Aussitôt une flamme orange monta au grand-mât de fortune du Royal-Louis et des canots s'éloignèrent de la terre, transportant les mineurs et sapeurs chargés de placer la poudre et d'allumer les mèches. Quelques instants plus tard, quelques explosions assourdies par la distance parvinrent aux oreilles de Boisnoir et il vit le haut monticule d'épave frémir avant de s'écrouler en s'effritant, petit à petit. Des flammes jaillirent allumées par les explosions et la ville commença à flamber. Les secousses étaient transmises aux navires à l'ancre par les câbles qui les reliaient aux piliers de la ville.
-Pare au cabestan! Et vire! lança le maître d'équipage.
Les hommes poussèrent de toutes leurs forces et les piliers s'arrachèrent au loin faisant carrément s'effondre la cité dans un déluge de feu et d'étincelles.

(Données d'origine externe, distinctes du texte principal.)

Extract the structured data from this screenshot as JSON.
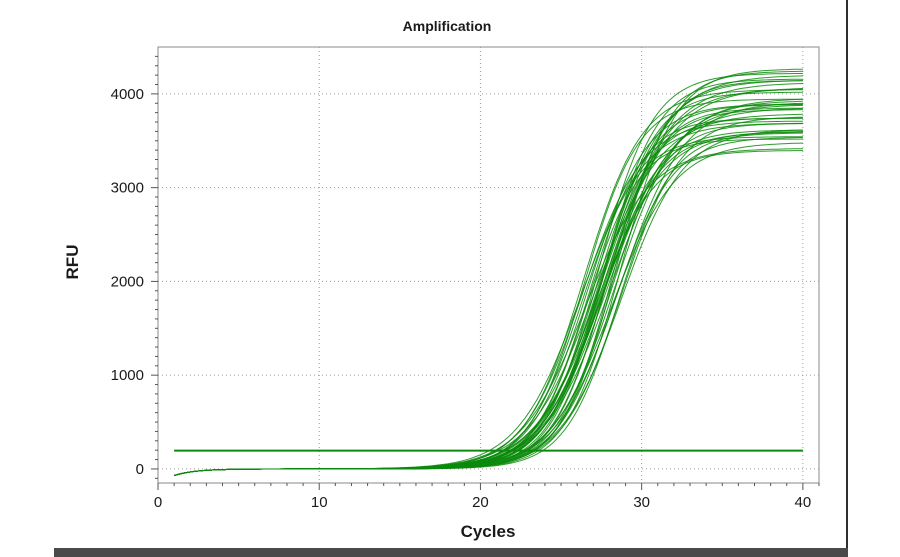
{
  "chart_data": {
    "type": "line",
    "title": "Amplification",
    "xlabel": "Cycles",
    "ylabel": "RFU",
    "xlim": [
      0,
      41
    ],
    "ylim": [
      -150,
      4500
    ],
    "x_ticks": [
      0,
      10,
      20,
      30,
      40
    ],
    "y_ticks": [
      0,
      1000,
      2000,
      3000,
      4000
    ],
    "x_tick_labels": [
      "0",
      "10",
      "20",
      "30",
      "40"
    ],
    "y_tick_labels": [
      "0",
      "1000",
      "2000",
      "3000",
      "4000"
    ],
    "grid": true,
    "line_color": "#0b8a0b",
    "threshold": {
      "x": [
        1,
        40
      ],
      "y": 195
    },
    "curve_model": {
      "cycles": [
        1,
        40
      ],
      "plateau_range": [
        3380,
        4280
      ],
      "ct_range": [
        26.2,
        28.9
      ],
      "count": 40
    }
  }
}
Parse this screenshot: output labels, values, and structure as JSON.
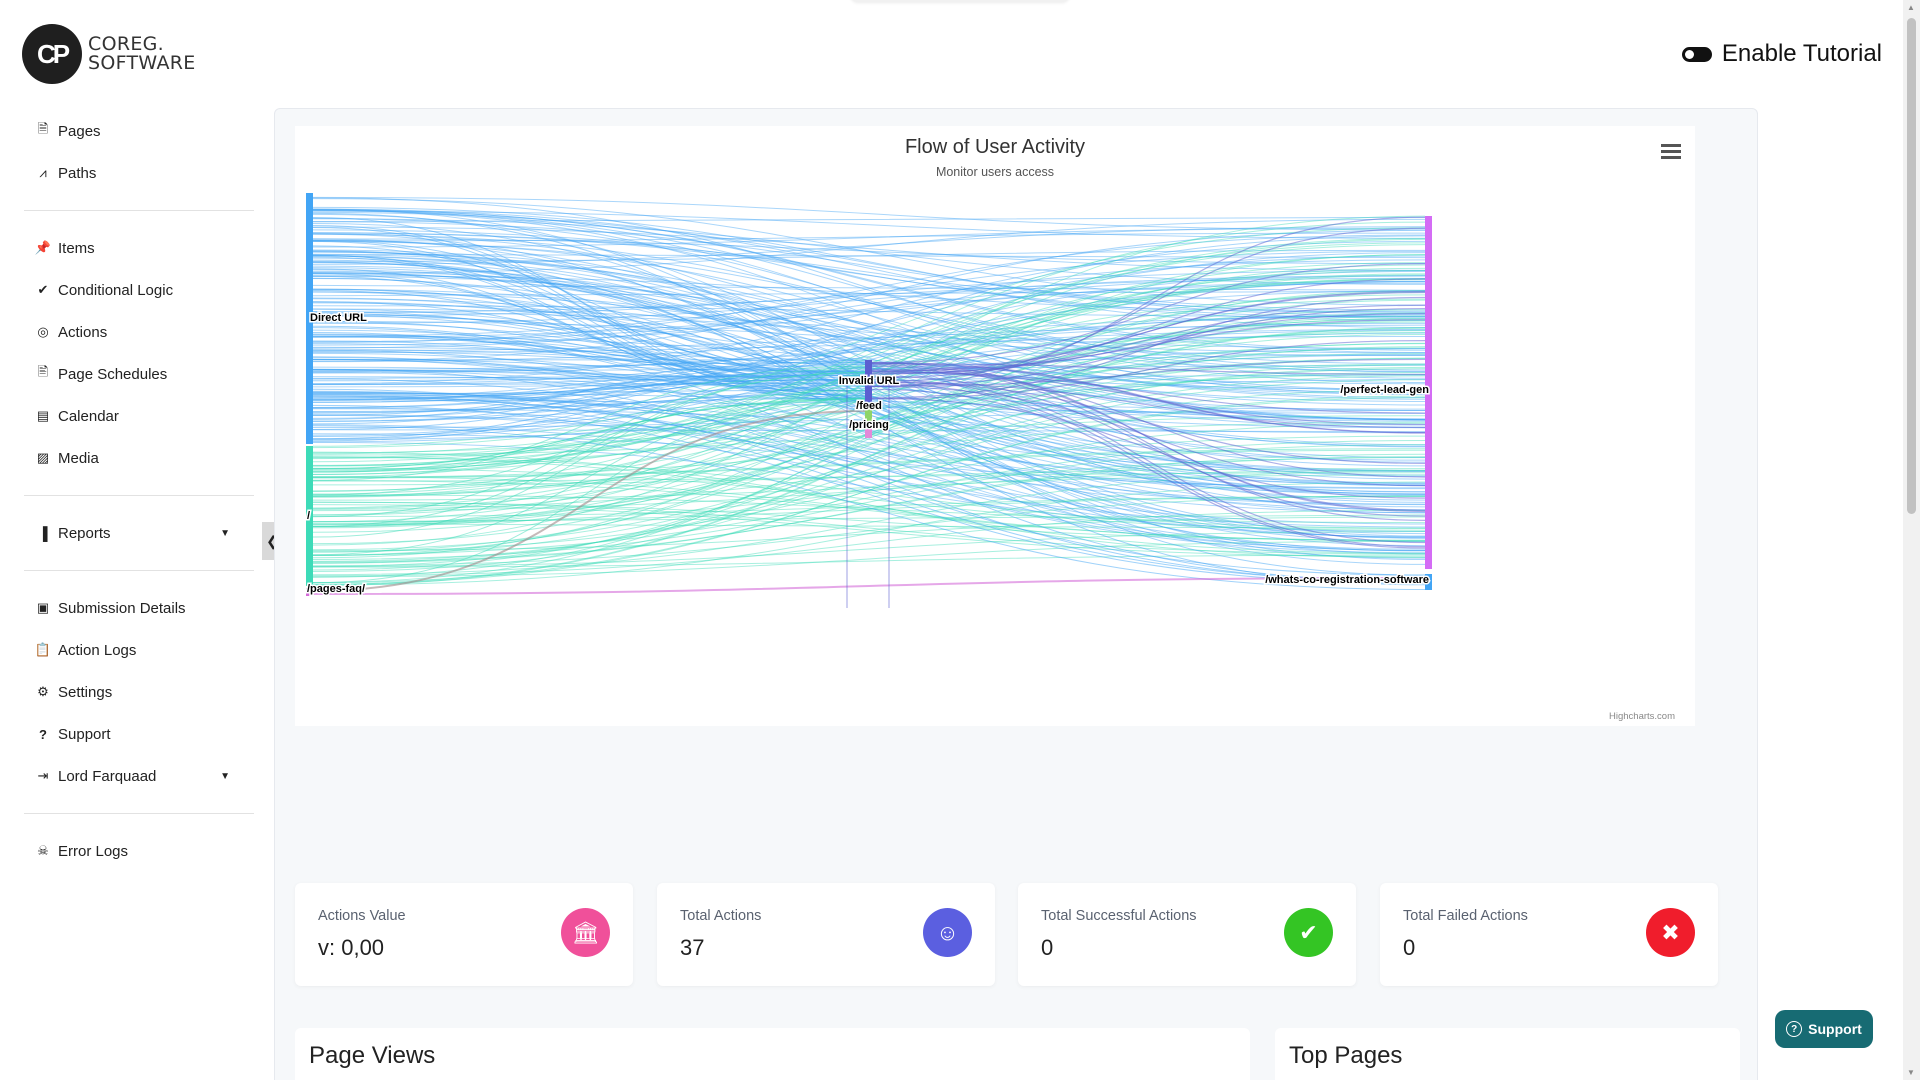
{
  "brand": {
    "mark": "CP",
    "line1": "COREG.",
    "line2": "SOFTWARE"
  },
  "header": {
    "tutorial_label": "Enable Tutorial"
  },
  "sidebar": {
    "group1": [
      {
        "label": "Pages",
        "icon": "file-icon"
      },
      {
        "label": "Paths",
        "icon": "road-icon"
      }
    ],
    "group2": [
      {
        "label": "Items",
        "icon": "thumbtack-icon"
      },
      {
        "label": "Conditional Logic",
        "icon": "check-double-icon"
      },
      {
        "label": "Actions",
        "icon": "bullseye-icon"
      },
      {
        "label": "Page Schedules",
        "icon": "file-alt-icon"
      },
      {
        "label": "Calendar",
        "icon": "calendar-icon"
      },
      {
        "label": "Media",
        "icon": "image-icon"
      }
    ],
    "group3": [
      {
        "label": "Reports",
        "icon": "chart-bar-icon"
      }
    ],
    "group4": [
      {
        "label": "Submission Details",
        "icon": "id-card-icon"
      },
      {
        "label": "Action Logs",
        "icon": "clipboard-icon"
      },
      {
        "label": "Settings",
        "icon": "cogs-icon"
      },
      {
        "label": "Support",
        "icon": "question-icon"
      },
      {
        "label": "Lord Farquaad",
        "icon": "sign-out-icon"
      }
    ],
    "group5": [
      {
        "label": "Error Logs",
        "icon": "bug-icon"
      }
    ]
  },
  "chart": {
    "title": "Flow of User Activity",
    "subtitle": "Monitor users access",
    "credits": "Highcharts.com"
  },
  "chart_data": {
    "type": "sankey",
    "title": "Flow of User Activity",
    "subtitle": "Monitor users access",
    "nodes": [
      {
        "name": "Direct URL",
        "column": 0,
        "color": "#42a5f5"
      },
      {
        "name": "/",
        "column": 0,
        "color": "#3ddbb8"
      },
      {
        "name": "/pages-faq/",
        "column": 0,
        "color": "#d46cd9"
      },
      {
        "name": "Invalid URL",
        "column": 1,
        "color": "#5b5fd1"
      },
      {
        "name": "/feed",
        "column": 1,
        "color": "#8fd46a"
      },
      {
        "name": "/pricing",
        "column": 1,
        "color": "#e38ad9"
      },
      {
        "name": "/perfect-lead-gen",
        "column": 2,
        "color": "#d46cf5"
      },
      {
        "name": "/whats-co-registration-software",
        "column": 2,
        "color": "#42a5f5"
      }
    ]
  },
  "stats": [
    {
      "label": "Actions Value",
      "value": "v: 0,00",
      "icon": "bank-icon",
      "color": "#f0509a"
    },
    {
      "label": "Total Actions",
      "value": "37",
      "icon": "user-cog-icon",
      "color": "#5b5fe0"
    },
    {
      "label": "Total Successful Actions",
      "value": "0",
      "icon": "check-icon",
      "color": "#34c524"
    },
    {
      "label": "Total Failed Actions",
      "value": "0",
      "icon": "close-icon",
      "color": "#f01d2c"
    }
  ],
  "sections": {
    "page_views": "Page Views",
    "top_pages": "Top Pages"
  },
  "support_button": {
    "label": "Support"
  }
}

Tout cela était bien beau à voir, une image d'apocalypse comme ce qui allait advenir désormais aux pirates. Les équipages tranchèrent les câbles puis levèrent l'ancre pour sortir de la Baie avant que Boisnoir n'exécute la dernière partie du plan.
Il avait fait charger plusieurs gros navires pris aux pirates avec de lourds blocs de pierre. Ces derniers furent placés à l'entrée de la baie et leurs faibles équipages les abandonnèrent. Au bout de quelques minutes, des faibles explosions retentirent et les navires coulèrent à pic atteignant le fond de l'eau en quelques secondes. Ce fond était si peu profond que les mâts des navires dépassaient. Ainsi, personne ne pourrait entrer en navire dans la Baie sans couler ou abimer gravement son navire. La coque de ce dernier raclerait en effet les navires coulés par Boisnoir.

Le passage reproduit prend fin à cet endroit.